STRATEGIES DE MISE EN ŒUVRE

Les mises en œuvre ci-dessus, que proposent les OI, ONG et les OSC sur les actions de protection de l’environnement à mettre en évidence la biodiversité, renforcent les mécanismes du pluralisme médical au sein des peuples à travers l’utilisation de la biodiversité pour la guérison des malades. Ce traitement passe par les usages qui accroissent un sentiment d’appartenance à une culture médicinale et ou culinaire pour un pluralisme médical avéré et qui soutient les pôles académiques. 

Cibles : MINFOF, MINEPDED, EESA/Univ/Ottawa, COMIFAC, WWF, UICN, ARAM 

    Le travail technique consiste à : 

  1. Évaluer les indications ressorties par les étudiants aux contours des indices de gestion de l’environnement par les organisations cibles ;
  2.  Ressortir les données anthropologiques des aires parcourues par lesdits étudiants, en vue de comprendre le pluralisme médical dans les contrées ;
  3. De toucher du doigt les signes de changement, de guérison et autres manquements observés dans les communautés ;
  4. Les étudiants devront analyser et interpréter les données anthropologiques de première main recueillies dans les différentes aires culturelles par eux visités. 
  5. Élaborer des rapports.

OBJECTIF DE LA MISSION 

Collecter les données auprès des communautés et des guérisseurs en utilisant le mode de données personnelles. Le but est de fournir des informations anthropologiques essentielles en conformité avec le pluralisme médical sur le guérisseur, la vie et le bien-être des populations. 

IMPLICATION     

L’étudiant doit se sentir responsable de la valeur de ce travail et davantage s’impliquer aussi, en vue de la traduction des questionnaires, pour des résultats qui devront être essentielles sur d’autres opérations.

APPROCHES ET METHODES

Les approches et méthodes générales de la réalisation du travail technique de collecte des données reposent sur : 

  1. Les approches/méthodes anthropologiques participatives ;
  2. Les approches /méthodes anthropologiques expérientielles.

RESTITUTION DES TRAVAUX DES ETUDIANTS DE L’UNIVERSITE D’OTTAWA

L’Anthropologue canadienne la Professeure Julie LAPLANTE, a tour à tour passé la parole à ses étudiants, pour livrer leurs impressions suite à trois semaines de cours terrain passés au Cameroun sous la conduite du Président de l’ARAM.

Professeure Julie LAPLANTE : Elle dit avoir connu monsieur KANAA Amos Roger à travers le Docteur Jean Paulin MENGUE ME NDONGO. Elle vient pour la première fois au Cameroun en 2018, invitée par une association de médecine connue sous le nom de ARAM. Elle a par ailleurs mené des recherches en Amazonie, en Afrique du Sud, en Indonésie où elle a vu des hérésies faites à base de plantes fraîches.

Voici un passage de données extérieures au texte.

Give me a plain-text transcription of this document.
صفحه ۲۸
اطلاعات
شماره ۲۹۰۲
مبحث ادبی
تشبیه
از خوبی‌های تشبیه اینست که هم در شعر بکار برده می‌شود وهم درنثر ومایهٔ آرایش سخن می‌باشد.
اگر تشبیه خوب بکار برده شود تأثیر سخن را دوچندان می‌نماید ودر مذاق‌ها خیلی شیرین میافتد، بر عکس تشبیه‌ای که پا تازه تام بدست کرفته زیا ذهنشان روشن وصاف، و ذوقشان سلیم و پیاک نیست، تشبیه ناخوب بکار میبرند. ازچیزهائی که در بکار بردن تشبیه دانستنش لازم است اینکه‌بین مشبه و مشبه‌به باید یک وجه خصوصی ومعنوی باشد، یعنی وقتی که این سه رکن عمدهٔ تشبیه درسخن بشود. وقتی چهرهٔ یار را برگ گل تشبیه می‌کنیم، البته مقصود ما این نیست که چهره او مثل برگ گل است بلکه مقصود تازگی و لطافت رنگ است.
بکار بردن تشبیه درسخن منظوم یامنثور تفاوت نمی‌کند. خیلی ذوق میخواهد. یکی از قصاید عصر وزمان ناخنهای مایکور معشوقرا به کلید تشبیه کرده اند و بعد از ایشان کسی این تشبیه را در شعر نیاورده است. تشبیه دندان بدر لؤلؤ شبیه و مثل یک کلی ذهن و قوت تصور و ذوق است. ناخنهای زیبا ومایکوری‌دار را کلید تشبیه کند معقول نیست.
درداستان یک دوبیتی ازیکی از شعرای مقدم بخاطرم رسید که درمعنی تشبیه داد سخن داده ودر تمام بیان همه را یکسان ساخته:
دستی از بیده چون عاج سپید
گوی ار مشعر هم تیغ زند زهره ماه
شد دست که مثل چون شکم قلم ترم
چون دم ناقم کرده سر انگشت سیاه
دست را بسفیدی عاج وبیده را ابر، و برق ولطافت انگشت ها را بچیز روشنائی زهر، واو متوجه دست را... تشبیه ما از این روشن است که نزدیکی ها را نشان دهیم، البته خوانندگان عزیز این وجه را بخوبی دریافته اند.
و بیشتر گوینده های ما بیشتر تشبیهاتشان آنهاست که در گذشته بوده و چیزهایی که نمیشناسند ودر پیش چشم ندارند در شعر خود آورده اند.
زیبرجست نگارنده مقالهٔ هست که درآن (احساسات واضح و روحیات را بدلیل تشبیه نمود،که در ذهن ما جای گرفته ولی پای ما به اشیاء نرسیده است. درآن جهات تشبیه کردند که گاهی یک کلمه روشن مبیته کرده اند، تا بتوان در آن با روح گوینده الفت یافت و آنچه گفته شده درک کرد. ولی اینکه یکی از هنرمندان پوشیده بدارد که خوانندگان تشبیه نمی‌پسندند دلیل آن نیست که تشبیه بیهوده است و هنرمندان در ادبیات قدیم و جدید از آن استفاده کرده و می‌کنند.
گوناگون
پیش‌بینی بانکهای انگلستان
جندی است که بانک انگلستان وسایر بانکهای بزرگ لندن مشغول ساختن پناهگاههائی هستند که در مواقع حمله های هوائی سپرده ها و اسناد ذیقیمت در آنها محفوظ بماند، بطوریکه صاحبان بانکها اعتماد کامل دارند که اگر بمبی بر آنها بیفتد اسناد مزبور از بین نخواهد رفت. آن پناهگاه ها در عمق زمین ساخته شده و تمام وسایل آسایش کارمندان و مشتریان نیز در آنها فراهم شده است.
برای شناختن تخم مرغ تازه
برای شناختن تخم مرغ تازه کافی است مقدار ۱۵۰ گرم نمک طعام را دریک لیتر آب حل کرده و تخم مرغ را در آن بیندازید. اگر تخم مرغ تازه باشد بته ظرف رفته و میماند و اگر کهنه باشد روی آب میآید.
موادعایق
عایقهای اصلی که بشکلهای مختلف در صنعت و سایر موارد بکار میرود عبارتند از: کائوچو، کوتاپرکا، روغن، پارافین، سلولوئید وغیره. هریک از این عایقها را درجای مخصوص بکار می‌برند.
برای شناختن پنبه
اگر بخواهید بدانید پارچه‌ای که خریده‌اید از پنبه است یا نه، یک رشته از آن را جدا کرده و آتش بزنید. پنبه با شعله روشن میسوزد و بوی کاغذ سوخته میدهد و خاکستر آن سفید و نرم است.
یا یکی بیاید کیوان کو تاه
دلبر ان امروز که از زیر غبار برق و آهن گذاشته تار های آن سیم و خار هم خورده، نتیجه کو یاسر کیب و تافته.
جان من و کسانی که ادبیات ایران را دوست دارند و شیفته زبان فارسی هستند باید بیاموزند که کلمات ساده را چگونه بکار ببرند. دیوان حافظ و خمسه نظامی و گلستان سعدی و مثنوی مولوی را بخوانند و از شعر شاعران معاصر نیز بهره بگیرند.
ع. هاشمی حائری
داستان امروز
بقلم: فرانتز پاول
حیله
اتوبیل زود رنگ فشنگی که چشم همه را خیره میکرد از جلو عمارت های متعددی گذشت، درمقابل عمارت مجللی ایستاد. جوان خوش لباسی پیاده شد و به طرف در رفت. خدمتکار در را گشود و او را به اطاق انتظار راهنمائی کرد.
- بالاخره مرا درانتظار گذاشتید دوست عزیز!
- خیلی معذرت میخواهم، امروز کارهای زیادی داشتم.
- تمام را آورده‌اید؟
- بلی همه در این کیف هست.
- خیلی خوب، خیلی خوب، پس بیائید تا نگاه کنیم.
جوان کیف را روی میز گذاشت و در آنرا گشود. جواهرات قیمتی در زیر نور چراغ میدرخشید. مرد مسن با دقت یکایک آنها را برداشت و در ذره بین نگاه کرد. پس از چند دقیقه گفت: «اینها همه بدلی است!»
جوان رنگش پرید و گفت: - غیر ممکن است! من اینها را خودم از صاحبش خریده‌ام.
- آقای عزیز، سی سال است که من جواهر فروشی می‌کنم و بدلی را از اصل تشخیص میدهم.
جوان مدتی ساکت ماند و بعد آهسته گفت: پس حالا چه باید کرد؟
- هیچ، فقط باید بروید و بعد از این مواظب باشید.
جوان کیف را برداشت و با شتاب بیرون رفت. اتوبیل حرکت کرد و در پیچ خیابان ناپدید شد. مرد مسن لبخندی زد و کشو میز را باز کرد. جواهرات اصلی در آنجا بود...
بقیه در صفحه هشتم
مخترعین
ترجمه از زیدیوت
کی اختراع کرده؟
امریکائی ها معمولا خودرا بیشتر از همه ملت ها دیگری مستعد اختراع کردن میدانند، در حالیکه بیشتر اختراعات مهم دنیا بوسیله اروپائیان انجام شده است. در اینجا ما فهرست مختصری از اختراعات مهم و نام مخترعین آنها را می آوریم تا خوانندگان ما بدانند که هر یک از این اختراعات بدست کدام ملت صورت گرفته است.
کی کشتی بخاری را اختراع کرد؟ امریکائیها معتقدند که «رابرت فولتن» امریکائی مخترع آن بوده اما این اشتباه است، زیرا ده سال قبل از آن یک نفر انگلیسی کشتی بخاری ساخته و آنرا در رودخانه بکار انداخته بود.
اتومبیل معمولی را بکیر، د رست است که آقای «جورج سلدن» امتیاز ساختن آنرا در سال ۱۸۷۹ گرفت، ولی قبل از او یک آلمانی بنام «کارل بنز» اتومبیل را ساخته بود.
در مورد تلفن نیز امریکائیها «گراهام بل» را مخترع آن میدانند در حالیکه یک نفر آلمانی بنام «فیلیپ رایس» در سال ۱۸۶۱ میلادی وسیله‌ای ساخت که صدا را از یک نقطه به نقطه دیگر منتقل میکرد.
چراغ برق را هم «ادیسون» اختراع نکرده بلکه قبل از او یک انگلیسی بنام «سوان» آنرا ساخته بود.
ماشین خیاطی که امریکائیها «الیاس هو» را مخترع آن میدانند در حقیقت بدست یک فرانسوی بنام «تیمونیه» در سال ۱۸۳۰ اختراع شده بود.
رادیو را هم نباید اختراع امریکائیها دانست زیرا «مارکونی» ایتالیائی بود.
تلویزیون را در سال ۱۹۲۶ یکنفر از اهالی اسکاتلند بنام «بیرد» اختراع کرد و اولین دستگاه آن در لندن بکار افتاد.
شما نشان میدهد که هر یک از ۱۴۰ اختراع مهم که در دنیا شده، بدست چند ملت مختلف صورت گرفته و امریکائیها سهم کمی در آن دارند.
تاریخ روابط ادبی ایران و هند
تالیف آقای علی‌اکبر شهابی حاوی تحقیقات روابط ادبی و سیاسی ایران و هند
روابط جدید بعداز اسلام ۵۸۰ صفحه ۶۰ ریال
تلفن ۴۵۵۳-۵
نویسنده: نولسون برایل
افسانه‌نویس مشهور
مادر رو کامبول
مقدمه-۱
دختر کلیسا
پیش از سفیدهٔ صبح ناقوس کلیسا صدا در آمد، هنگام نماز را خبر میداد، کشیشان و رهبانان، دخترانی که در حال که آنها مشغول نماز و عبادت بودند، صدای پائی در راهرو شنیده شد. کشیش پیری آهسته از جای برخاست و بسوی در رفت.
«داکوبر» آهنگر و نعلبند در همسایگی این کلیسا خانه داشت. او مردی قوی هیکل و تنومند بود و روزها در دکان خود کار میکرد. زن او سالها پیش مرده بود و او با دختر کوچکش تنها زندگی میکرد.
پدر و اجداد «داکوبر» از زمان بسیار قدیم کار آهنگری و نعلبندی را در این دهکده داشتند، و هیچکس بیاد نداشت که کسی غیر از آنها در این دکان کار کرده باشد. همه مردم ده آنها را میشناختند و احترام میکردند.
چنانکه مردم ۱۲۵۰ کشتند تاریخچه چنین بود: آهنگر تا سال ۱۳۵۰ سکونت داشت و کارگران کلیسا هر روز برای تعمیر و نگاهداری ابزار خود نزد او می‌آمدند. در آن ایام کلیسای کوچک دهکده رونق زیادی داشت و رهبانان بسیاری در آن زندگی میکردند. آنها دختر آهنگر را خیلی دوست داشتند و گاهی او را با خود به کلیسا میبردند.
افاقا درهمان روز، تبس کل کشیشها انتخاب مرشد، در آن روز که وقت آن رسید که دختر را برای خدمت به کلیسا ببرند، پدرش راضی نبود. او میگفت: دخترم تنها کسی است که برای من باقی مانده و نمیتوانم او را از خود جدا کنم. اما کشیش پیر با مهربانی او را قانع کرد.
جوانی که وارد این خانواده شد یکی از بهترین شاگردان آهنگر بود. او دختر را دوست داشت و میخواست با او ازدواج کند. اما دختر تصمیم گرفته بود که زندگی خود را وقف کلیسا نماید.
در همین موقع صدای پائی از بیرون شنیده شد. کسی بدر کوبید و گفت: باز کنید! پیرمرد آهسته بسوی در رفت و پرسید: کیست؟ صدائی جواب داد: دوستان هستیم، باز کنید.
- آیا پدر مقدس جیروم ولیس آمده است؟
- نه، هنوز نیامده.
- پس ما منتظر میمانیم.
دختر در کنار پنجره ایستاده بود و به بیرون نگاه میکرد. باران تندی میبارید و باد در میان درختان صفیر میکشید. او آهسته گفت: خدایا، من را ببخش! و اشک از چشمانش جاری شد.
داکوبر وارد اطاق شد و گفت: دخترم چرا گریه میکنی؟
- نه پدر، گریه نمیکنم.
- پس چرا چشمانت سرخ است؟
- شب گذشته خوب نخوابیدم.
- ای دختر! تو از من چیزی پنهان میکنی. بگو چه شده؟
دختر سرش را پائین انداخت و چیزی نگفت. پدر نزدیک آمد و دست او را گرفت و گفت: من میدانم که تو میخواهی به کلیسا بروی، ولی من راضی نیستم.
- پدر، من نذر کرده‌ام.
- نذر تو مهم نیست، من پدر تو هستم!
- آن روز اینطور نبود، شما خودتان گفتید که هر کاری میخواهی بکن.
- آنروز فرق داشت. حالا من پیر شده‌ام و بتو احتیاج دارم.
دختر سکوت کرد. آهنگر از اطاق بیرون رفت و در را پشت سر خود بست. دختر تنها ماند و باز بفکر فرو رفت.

Collecter les données auprès des communautés et des guérisseurs en utilisant le mode de données personnelles. Le but est de fournir des informations anthropologiques essentielles en conformité avec le pluralisme médical sur le guérisseur, la vie et le bien-être des populations. 
Déforestation et désolation pour la médecine traditionnelle

Avec Monsieur KANAA Amos Roger en 2018, elle s’est intéressée aux sons, aux thérapies et aux plantes. Elle a d’ailleurs écrit un article avec Monsieur KANAA. En ce 19 août 2022, dans le cadre de la restitution des travaux d’intenses activités, il s’agit   de partager ce que les étudiants de l’Université d’Ottawa ont appris en 3 semaines passées au Cameroun. Parmi eux, une « Post Doctorate » Amélie Anne MAILHOT, deux étudiants Haïtiens KERRY MENELAS et Katiana CANGE, une Malienne NIAME AGNA SACKOet les Canadiens Kelly Anne BRUTE, Mélissa, Félix LABRECQUE GOULET, Emmanuelle ROCHON et Dariel HELMESI qui n’est pas originaire du Canada. Tous ne sont pas des étudiants en anthropologie. Il y en a qui se forment en psychologie clinique comme Emmanuelle ROCHON et KERRY.  NIAME AGNA SACKO quant à elle se spécialise en « Economie Internationale et Développement ».

La question de « pluralisme médical » est une question de négociation avec le vaudou pour KERRY MENELAS.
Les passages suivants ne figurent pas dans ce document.